Objective To detect the effects of microRNA 125a-5p (miR-125a-5p) in heme oxygenase 1 (HO-1) truncation (HO-1Cδ23) regulating the blood-spinal barrier (BSCB) after hypoxic injury. Methods HCMEC/D3 and astrocytes were co-cultured in Transwell chamber to establish BSCB model in vitro, and then prepared with cobalt chloride to establish BSCB hypoxic injury model. The experiment was divided into blank group, non-virus loading group, HO-1Cδ23 group (Lv-HO-1Cδ23), miRNA negative control group (Lv-HO-1Cδ23 combined with miR-NC treatment), miRNA mimic group (Lv-HO-1Cδ23 combined with miR-125a-5p mimics treatment) and miRNA inhibitor group (Lv-HO-1Cδ23 combined with miR-125a-5p inhibitor treatment). The expression levels of miR-125a-5p and zonula occludens-1 (ZO-1), occludin and vascular endothelial adhesion protein (VE-cadherin) were detected by reverse transcription PCR and real-time quantitative PCR. Western blot was used to detect the expressions of HO-1, ZO-1, occludin and VE-cadherin proteins. The permeability of BSCB in vitro was evaluated by the spillage rate of horseradish peroxidase (HRP). Results The success rate of HO-1Cδ23 transfection was about 70%. After transfection, the content of HO-1Cδ23 was significantly increased, and the expression of miR-125a-5p up-regulated compared with the blank group. Compared with the blank group, the mRNA and protein levels of ZO-1, occludin, and VE-cadherin in the HO-1Cδ23 group, the miRNA negative control group, and miRNA mimic group increased, but the HRP spillover rate decreased; on the contrary, the mRNA and protein levels of ZO-1 occludin and VE-cadherin in the miRNA inhibitor group decreased, while the HRP spillover rate increased significantly. Compared with the HO-1Cδ23 group, the mRNA and protein levels of ZO-1, occludin and VE-cadherin increased significantly in the miRNA mimic group, and the HRP spillover rate decreased significantly, while the mRNA and protein levels of ZO-1, occludin, and VE-cadherin as well as the HRP spillover rate in the miRNA inhibitor group showed the opposite trend. Conclusion Under hypoxic injury, HO-1Cδ23 may promote the transcription and translation of the genes involved in junction and adhesion and reduce the permeability of BSCB by up-regulating the expression of miR-125a-5p.

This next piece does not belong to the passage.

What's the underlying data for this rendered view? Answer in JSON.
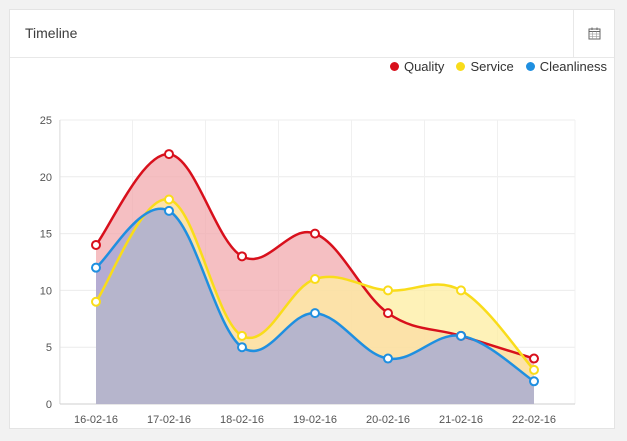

目的 检测微小RNA 125a - 5p(miR - 125a - 5p)在血红素加氧酶1(HO - 1)截短体(HO - 1Cδ23)调控缺氧损伤后血脊髓屏障(BSCB)中的作用。方法 将人脑血管内皮细胞系HCMEC/D3与星形胶质细胞在Transwell小室中共培养以建立体外BSCB模型,然后用氯化钴处理建立BSCB缺氧损伤模型。实验分为空白组、非病毒转染组、HO - 1Cδ23组(Lv - HO - 1Cδ23)、微小RNA阴性对照组(Lv - HO - 1Cδ23联合miR - NC处理)、微小RNA模拟物组(Lv - HO - 1Cδ23联合miR - 125a - 5p模拟物处理)和微小RNA抑制剂组(Lv - HO - 1Cδ23联合miR - 125a - 5p抑制剂处理)。采用逆转录PCR和实时定量PCR检测miR - 125a - 5p、紧密连接蛋白1(ZO - 1)、闭合蛋白和血管内皮钙黏蛋白(VE - cadherin)的表达水平。采用蛋白质印迹法检测HO - 1、ZO - 1、闭合蛋白和VE - cadherin蛋白的表达。通过辣根过氧化物酶(HRP)泄漏率评估体外BSCB的通透性。结果 HO - 1Cδ23转染成功率约为70%。转染后,HO - 1Cδ23含量显著增加,与空白组相比miR - 125a - 5p表达上调。与空白组相比,HO - 1Cδ23组、微小RNA阴性对照组和微小RNA模拟物组中ZO - 1、闭合蛋白和VE - cadherin的mRNA和蛋白水平升高,但HRP泄漏率降低;相反,微小RNA抑制剂组中ZO - 1、闭合蛋白和VE - cadherin的mRNA和蛋白水平降低,而HRP泄漏率显著升高。与HO - 1Cδ23组相比,微小RNA模拟物组中ZO - 1、闭合蛋白和VE - cadherin的mRNA和蛋白水平显著升高,HRP泄漏率显著降低,而微小RNA抑制剂组中ZO - 1、闭合蛋白和VE - cadherin的mRNA和蛋白水平以及HRP泄漏率呈现相反趋势。结论 在缺氧损伤条件下,HO - 1Cδ23可能通过上调miR - 125a - 5p的表达促进参与连接和黏附相关基因的转录和翻译,降低BSCB的通透性。